While narcissism is typically presented as an unwelcome trait, there may be aspects of narcissism that foster positive educational outcomes. A study published in the journal Learning and Individual Differences found that university students with higher narcissism had higher mental toughness and in turn, used more adaptive learning strategies when studying.
Personality scientists continue to explore the Dark Triad traits, yet little research has considered how these traits might relate to educational outcomes. The dark traits, a cluster of subclinical anti-social personality traits, include narcissism, psychopathy, and Machiavellianism.

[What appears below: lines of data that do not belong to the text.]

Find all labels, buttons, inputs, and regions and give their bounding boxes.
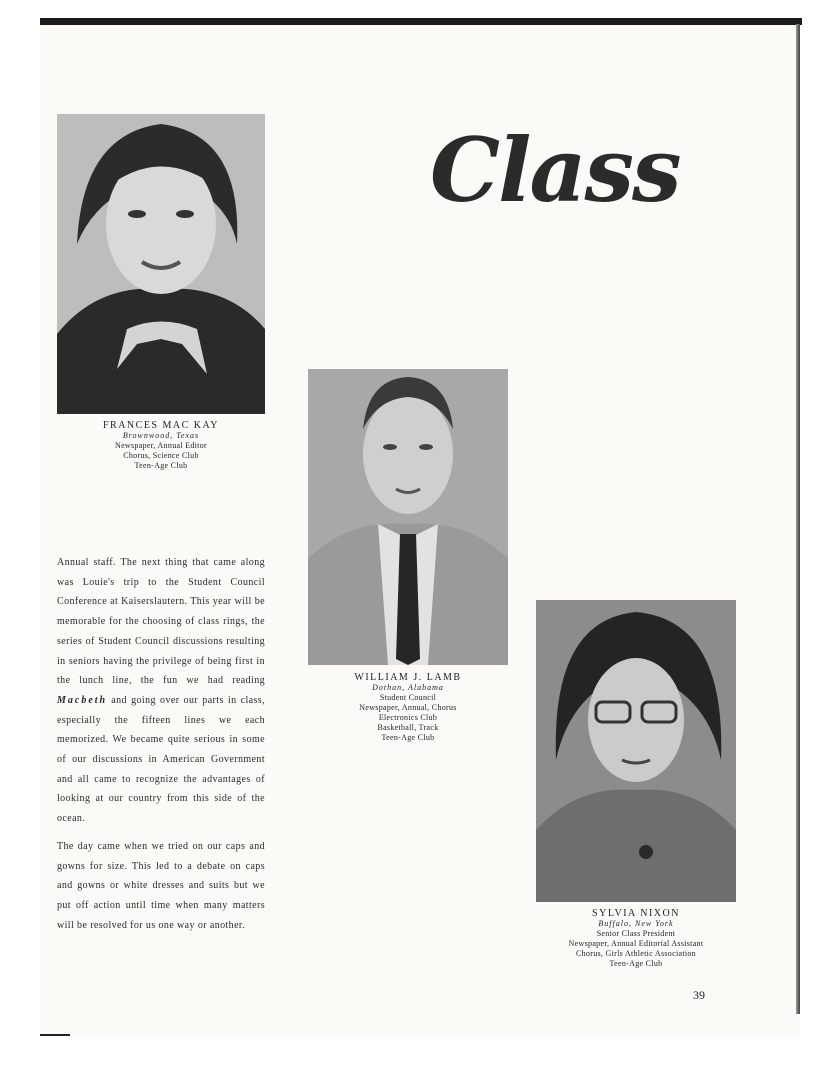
article-text-run: Annual staff. The next thing that came along was Louie's trip to the Student Council Conference at Kaiserslautern. This year will be memorable for the choosing of class rings, the series of Student Council discussions resulting in seniors having the privilege of being first in the lunch line, the fun we had reading bbox=[57, 557, 265, 687]
student-activity: Newspaper, Annual, Chorus bbox=[359, 703, 457, 712]
caption-william-j-lamb bbox=[308, 673, 508, 743]
portrait-frances-mac-kay bbox=[57, 114, 265, 414]
portrait-william-j-lamb bbox=[308, 369, 508, 665]
student-activity: Senior Class President bbox=[596, 929, 676, 938]
student-activity: Teen-Age Club bbox=[609, 959, 663, 968]
student-activity: Newspaper, Annual Editor bbox=[115, 441, 207, 450]
top-border bbox=[40, 18, 802, 25]
student-activity: Chorus, Science Club bbox=[123, 451, 199, 460]
caption-sylvia-nixon bbox=[536, 909, 736, 969]
student-activity: Newspaper, Annual Editorial Assistant bbox=[568, 939, 704, 948]
page-title: Class bbox=[430, 118, 680, 222]
student-name: WILLIAM J. LAMB bbox=[354, 672, 462, 683]
student-hometown: Dothan, Alabama bbox=[372, 683, 444, 692]
article-text-run: and going over our parts in class, especially the fifteen lines we each memorized. We became quite serious in some of our discussions in American Government and all came to recognize the advantages of looking at our country from this side of the ocean. bbox=[57, 694, 266, 825]
caption-frances-mac-kay bbox=[57, 421, 265, 471]
portrait-sylvia-nixon bbox=[536, 600, 736, 902]
student-name: SYLVIA NIXON bbox=[592, 908, 680, 919]
page-number: 39 bbox=[693, 988, 705, 1002]
article-text bbox=[57, 553, 265, 943]
article-paragraph bbox=[57, 553, 265, 829]
article-title-reference: Macbeth bbox=[57, 694, 108, 706]
bottom-rule bbox=[40, 1034, 70, 1036]
student-activity: Basketball, Track bbox=[377, 723, 439, 732]
student-activity: Student Council bbox=[379, 693, 437, 702]
article-paragraph: The day came when we tried on our caps and gowns for size. This led to a debate on caps and gowns or white dresses and suits but we put off action until time when many matters will be resolved for us one way or another. bbox=[57, 840, 265, 931]
student-hometown: Buffalo, New York bbox=[598, 919, 674, 928]
student-activity: Electronics Club bbox=[378, 713, 438, 722]
student-activity: Teen-Age Club bbox=[381, 733, 435, 742]
student-activity: Teen-Age Club bbox=[134, 461, 188, 470]
student-hometown: Brownwood, Texas bbox=[122, 431, 200, 440]
student-name: FRANCES MAC KAY bbox=[102, 420, 220, 431]
student-activity: Chorus, Girls Athletic Association bbox=[576, 949, 696, 958]
page-edge bbox=[796, 24, 800, 1014]
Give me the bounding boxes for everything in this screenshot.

Study authors Andrew Denovan and his team theorized that these personality traits might influence a person’s approach to learning. For example, people who are high in grandiose narcissism tend to strive to outperform others, which may encourage goal pursuit and a deeper approach to learning. The researchers also proposed that the link between dark traits and learning styles might be influenced by a third variable — mental toughness, which describes the ability to cope and perform well when facing stress.
With these hypotheses in mind, the researchers conducted a longitudinal study to explore how dark personality traits indirectly influence learning styles through mental toughness. Undergraduate students from a university in the UK responded to questionnaires at two different time points — at the start of the academic year, and at the beginning of the second term (around three months later). A total of 100 students completed both surveys.
The questionnaires included assessments of depressive symptoms, mental toughness, and approach to studying (strategic, deep, or surface learning). The surveys also included measures of the three dark traits. This included subclinical grandiose narcissism (defined by exaggerated self-importance, dominance, and high self-confidence), Machiavellianism (defined by self-interest and manipulative behavior), and subclinical psychopathy (characterized by anti-social behavior and a lack of empathy).
As the study authors report, the only dark trait that was tied to beneficial outcomes was narcissism. At both the first and second time points, narcissism was positively related to deep learning and negatively related to depression. At Time 2, narcissism was positively related to strategic learning and negatively related to surface learning.
As hypothesized, mental toughness mediated the associations between narcissism and depression, narcissism and strategic learning, and narcissism and surface learning. Mental toughness did not, however, mediate the association between narcissism and deep learning.
Denovan and his colleagues note that these findings suggest that there are favorable aspects of grandiose narcissism, such as lower depression and positive learning styles. “It appears that the ability of grandiose narcissists to commit confidently to a target, by virtue of the association with mental toughness, offers the opportunity to focus and plan their learning accordingly,” the researchers say. Narcissists are likely driven toward strategic learning through their desire to earn the best grades and outshine others. This adaptive learning strategy is then facilitated by higher mental toughness, which bolsters commitment and persistence.
Of note, higher psychopathy was negatively associated with strategic learning at both time points and positively associated with surface learning at the start of term. This suggests that people with high levels of psychopathy tend to prefer impromptu, surface-level learning strategies that quickly enhance educational performance, as opposed to a deeper approach.
The researchers say that their study was limited in that it did not include objective achievement measures, such as school grades. Future studies might include such measures to assess whether adaptive learning styles would predict better educational performance.
The study, “Dark Triad traits, learning styles, and symptoms of depression: Assessing the contribution of mental toughness longitudinally”, was authored by Andrew Denovan, Neil Dagnall, Elena Artamonova, and Kostas A. Papageorgiou.